Written by Stuart McLennan
Former Origin and Kangaroo star Paul Sironen would like more NRL players in the twilight of their careers to take up captain/coach roles at country clubs to help boost the sport in the regions.
Sironen, who had a stint with Blayney Bears in 1999 after returning from France where he played with Villeneuve, suggests the NRL could help revive the practice that has become less prevalent in the full time professional era.
“I would love to see it, (happen more frequently), as it was commonplace 25 years ago,” ‘Siro’ told Everything Rugby League.
“Perhaps the NRL could assist with a transition period for players who want to captain/coach in the bush. It helps young players develop in the bush as well.
“It creates more interest in the team and hopefully increases crowds. Country people get to cheer or boo a player that may have played for their favourite team in first grade.”
The big second rower has fond memories of his time with Blayney in a season where the club made the Grand Final, ultimately losing 30-16 to the Orange Hawks.
“A couple of guys I knew from France went to play and asked if I was interested.
“It was an enjoyable stint. I was renovating my home and travelled up Saturdays for training and headed home Sunday nights after playing. I played with some handy ex NRL players, Jason Darcy, Bubba Kennedy and Bert Gordon to name a few. The standard of footy was pretty good. I still get the occasional bloke coming up saying they played me when they were young blokes from Cowra or Mudgee etc”
Sadly the Blayney Bears made the decision in 2021 not to compete in the top tier of the Group 10 competition, entering a reserve grade team only.
In a recent interview with the Blayney Chronicle, Blayney Bears Vice President Damon Taylor indicated the club would need a great financial year before they could return to the top grade.
“It’s always sad to see clubs unable to field teams. It’s getting harder with young guys working and risk of injury but ultimately it’s about sponsorship money and support from the locals,” the Balmain Tigers legend said.

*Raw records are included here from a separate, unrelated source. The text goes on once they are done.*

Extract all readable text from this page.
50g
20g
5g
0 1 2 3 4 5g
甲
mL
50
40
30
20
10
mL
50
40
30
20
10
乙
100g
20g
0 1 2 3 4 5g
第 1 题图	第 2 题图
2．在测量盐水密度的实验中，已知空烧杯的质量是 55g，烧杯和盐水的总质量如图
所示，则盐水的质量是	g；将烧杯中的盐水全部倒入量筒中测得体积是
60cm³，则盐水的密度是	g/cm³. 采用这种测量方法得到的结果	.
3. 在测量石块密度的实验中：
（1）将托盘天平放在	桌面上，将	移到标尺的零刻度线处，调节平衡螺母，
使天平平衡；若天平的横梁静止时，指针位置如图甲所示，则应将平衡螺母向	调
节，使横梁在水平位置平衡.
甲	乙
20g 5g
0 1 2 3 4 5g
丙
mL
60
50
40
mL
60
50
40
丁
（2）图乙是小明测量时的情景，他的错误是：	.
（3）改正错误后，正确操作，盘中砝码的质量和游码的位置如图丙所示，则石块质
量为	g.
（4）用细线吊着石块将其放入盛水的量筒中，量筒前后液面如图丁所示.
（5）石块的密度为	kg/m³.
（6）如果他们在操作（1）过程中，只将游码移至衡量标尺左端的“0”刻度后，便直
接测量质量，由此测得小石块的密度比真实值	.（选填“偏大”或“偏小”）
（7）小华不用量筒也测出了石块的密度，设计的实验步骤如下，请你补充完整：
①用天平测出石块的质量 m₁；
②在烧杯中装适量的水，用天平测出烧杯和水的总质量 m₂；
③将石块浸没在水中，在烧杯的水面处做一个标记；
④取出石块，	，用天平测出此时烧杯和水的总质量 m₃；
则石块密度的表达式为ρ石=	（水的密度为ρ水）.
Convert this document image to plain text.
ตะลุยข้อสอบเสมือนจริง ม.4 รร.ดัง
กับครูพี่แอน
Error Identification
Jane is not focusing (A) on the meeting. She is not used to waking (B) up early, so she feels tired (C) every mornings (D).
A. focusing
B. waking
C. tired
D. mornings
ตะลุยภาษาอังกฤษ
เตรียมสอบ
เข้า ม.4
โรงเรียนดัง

Regional centres have been a focus for the past few weeks with NRL matches being played in Mudgee and Bathurst. They are part of a program of six matches in country centres in 2021.
Sironen, who has two sons playing NRL, Curtis at Manly and Bailey NZ Warriors, attended the Mudgee match between Manly and the Gold Coast and is enthusiastic about the impact on the region.
“There is a real buzz around the community leading into a game but it’s the money that is injected into the town that boosts local businesses. City people should travel out more as it’s a great weekend and ask the locals how much they appreciate extra business.”
Based on economic data, the Mid Western Regional Council estimated $1.3 million was spent by visitors throughout the region at accommodation, retail outlets, cafes and restaurants across the weekend. On top of that the Manly club participated in clinics for kids and held open training sessions.
Reports have emerged that NRL Chair Peter V’landys will implement a ‘Save The Bush’ blueprint to be unveiled to all NRL CEOs in Brisbane during Magic Round.
The concept, to be totally funded by League Central, involves each NRL club taking on a region across the state.
All 16 NRL clubs would be provided funding to establish their own rugby league academy in a designated country town or towns.
The former NSW Blues forward is a fan of NRL clubs working in country centres on mutually beneficial initiatives.
“Clubs can sign deals with regions that are beneficial for all. Think (Wests)Tigers in Tamworth and (Penrith) Panthers in Bathurst. It helps with the development of local players and creates an attachment to a club where locals can be converted into members and increase merchandise sales etc.”